We found some kind of feature.  Occasionally we'd have small rock cairns to excavate, instead of tipi rings.  I think that may be what's going on here.

Most of the sites were big stone circles, like this one.  Before we'd map them, we'd pry out all the surface rocks and probe below the surface for buried ones.  In this part of the country, almost every hilltop that the pipeline right of way crossed had tipi rings on top of it.

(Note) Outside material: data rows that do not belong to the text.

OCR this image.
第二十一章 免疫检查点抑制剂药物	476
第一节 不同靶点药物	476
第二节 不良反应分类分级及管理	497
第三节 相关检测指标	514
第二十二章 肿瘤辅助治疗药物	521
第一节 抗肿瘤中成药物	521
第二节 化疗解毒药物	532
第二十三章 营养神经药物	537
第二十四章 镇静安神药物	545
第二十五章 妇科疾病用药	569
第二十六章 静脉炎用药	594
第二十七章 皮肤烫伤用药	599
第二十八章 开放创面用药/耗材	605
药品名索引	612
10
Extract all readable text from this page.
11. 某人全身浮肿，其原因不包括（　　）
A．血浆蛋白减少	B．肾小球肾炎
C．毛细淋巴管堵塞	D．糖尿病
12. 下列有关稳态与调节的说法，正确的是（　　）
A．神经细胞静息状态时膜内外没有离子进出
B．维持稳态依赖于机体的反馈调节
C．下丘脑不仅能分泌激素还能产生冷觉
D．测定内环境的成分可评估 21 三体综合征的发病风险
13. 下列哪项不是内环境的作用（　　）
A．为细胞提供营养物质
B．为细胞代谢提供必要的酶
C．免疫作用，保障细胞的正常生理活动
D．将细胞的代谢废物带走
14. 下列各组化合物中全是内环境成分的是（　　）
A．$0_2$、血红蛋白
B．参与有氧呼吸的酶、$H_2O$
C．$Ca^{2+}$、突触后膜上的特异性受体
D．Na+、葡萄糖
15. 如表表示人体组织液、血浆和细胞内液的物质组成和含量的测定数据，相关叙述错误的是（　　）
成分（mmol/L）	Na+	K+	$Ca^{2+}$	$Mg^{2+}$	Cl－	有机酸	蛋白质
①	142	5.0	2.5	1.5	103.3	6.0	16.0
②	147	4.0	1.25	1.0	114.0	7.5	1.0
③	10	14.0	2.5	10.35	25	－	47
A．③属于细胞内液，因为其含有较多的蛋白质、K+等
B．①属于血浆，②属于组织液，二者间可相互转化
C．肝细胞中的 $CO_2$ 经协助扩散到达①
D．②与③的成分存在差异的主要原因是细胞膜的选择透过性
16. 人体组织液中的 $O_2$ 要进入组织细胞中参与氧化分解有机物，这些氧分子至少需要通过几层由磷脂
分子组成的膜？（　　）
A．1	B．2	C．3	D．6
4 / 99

There were six of us on my crew, but we split up into pairs.  Each pair had a truck and power screen.   Most mornings would start with Allison handing out maps of the sites we'd be heading to that day.  I seem to have wandered away from the meeting here to take a picture.  I still do that.

This was one of the more interesting finds from the summer.  Its an Iniskim, or Buffalo Stone.  These are fossils (Ammonites, if I recall correctly) that naturally resemble buffalo.  This one was about the size of a golf ball and I think we found it buried under a rock cairn.  Again, if my memory serves, there were a couple deer teeth in this same cairn, which had us worried for a while, because they can look a lot like human incisors.  No one wants to find human remains on a project like this.

The wide open prairie was something to see.  It continued all the way to the US border.  The difference between the US and Canada was like night and day, the prairie stopped at the 49th parallel and Montana was all plowed fields.

For a few days at the end of the season, the two crews came together to tackle some big sites.   I think this is the site that was just across the road from the Canadian Forces Base Suffield.

In the four rolls of film I found from the summer, this quartzite flake and the iniskim are the only artifact  photos that I have.  We really didn't find much and what we did find was not very photogenic.  It was mostly quartzite cobbles and flakes.  There really wasn't any good fine grained material available to knap anywhere close by.  I left directly from this project to drive to Newfoundland and when I had the first meeting with my MA supervisor at MUN, she pulled open a drawer of Palaeoeskimo artifacts from Port au Choix and I knew then that I wouldn't be leaving here anytime soon.

You can make out two rings in this photo, one with all the activity in it and a finished one behind the truck.

This is Jay - my roommate for the summer.  I don't remember him being camera shy so I'm not sure what the face is about.
I think this might have been my last day on the job.  It was a dark photo and the harder I worked at cleaning it up the weirder it got. I'm the one sitting on the ground and for some reason I have a goldfish in a bowl.  I think it might have been a fish that I had in Calgary and I brought it to give to Jay when I left for Newfoundland?  I have no idea.